The probability distribution of the random variable X is called a binomial distribution, and is given by the formula:
`P(X)=C_x^n p^x q^(n-x)`
n = the number of trials
x = 0, 1, 2, ... n
p = the probability of success in a single trial
q = the probability of failure in a single trial
(i.e. q = 1 − p)
`C_x^n` is a combination
P(X) gives the probability of successes in n binomial trials.
Continues below ⇩
Mean and Variance of Binomial Distribution
If p is the probability of success and q is the probability of failure in a binomial trial, then the expected number of successes in n trials (i.e. the mean value of the binomial distribution) is
E(X) = μ = np
The variance of the binomial distribution is
V(X) = σ2 = npq
Note: In a binomial distribution, only 2 parameters, namely n and p, are needed to determine the probability.

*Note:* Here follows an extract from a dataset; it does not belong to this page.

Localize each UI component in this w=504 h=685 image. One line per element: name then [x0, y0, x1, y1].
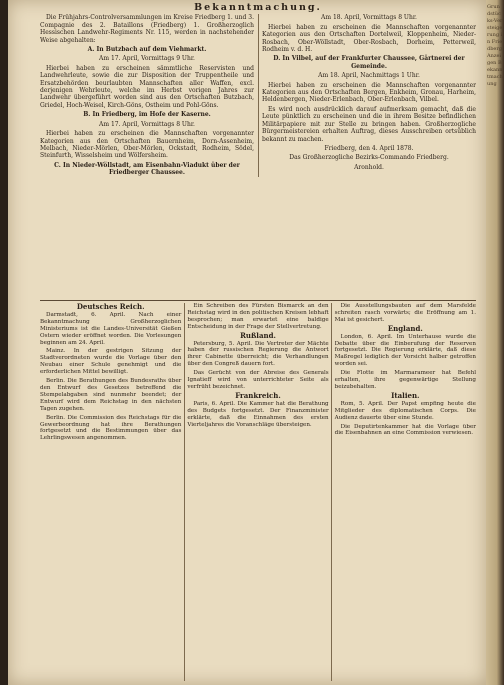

A die is tossed `3` times. What is the probability of
(a) No fives turning up?
(b) `1` five?
(c) `3` fives?
Hospital records show that of patients suffering from a certain disease, `75%` die of it. What is the probability that of `6` randomly selected patients, `4` will recover?
In the old days, there was a probability of `0.8` of success in any attempt to make a telephone call. (This often depended on the importance of the person making the call, or the operator's curiosity!)
Calculate the probability of having `7` successes in `10` attempts.
A (blindfolded) marksman finds that on the average he hits the target `4` times out of `5`. If he fires `4` shots, what is the probability of
(a) more than `2` hits?
(b) at least `3` misses?
The ratio of boys to girls at birth in Singapore is quite high at `1.09:1`.
What proportion of Singapore families with exactly 6 children will have at least `3` boys? (Ignore the probability of multiple births.)
[Interesting and disturbing trivia: In most countries the ratio of boys to girls is about `1.04:1`, but in China it is `1.15:1`.]
A manufacturer of metal pistons finds that on the average, `12%` of his pistons are rejected because they are either oversize or undersize. What is the probability that a batch of `10` pistons will contain
(a) no more than `2` rejects? (b) at least `2` rejects?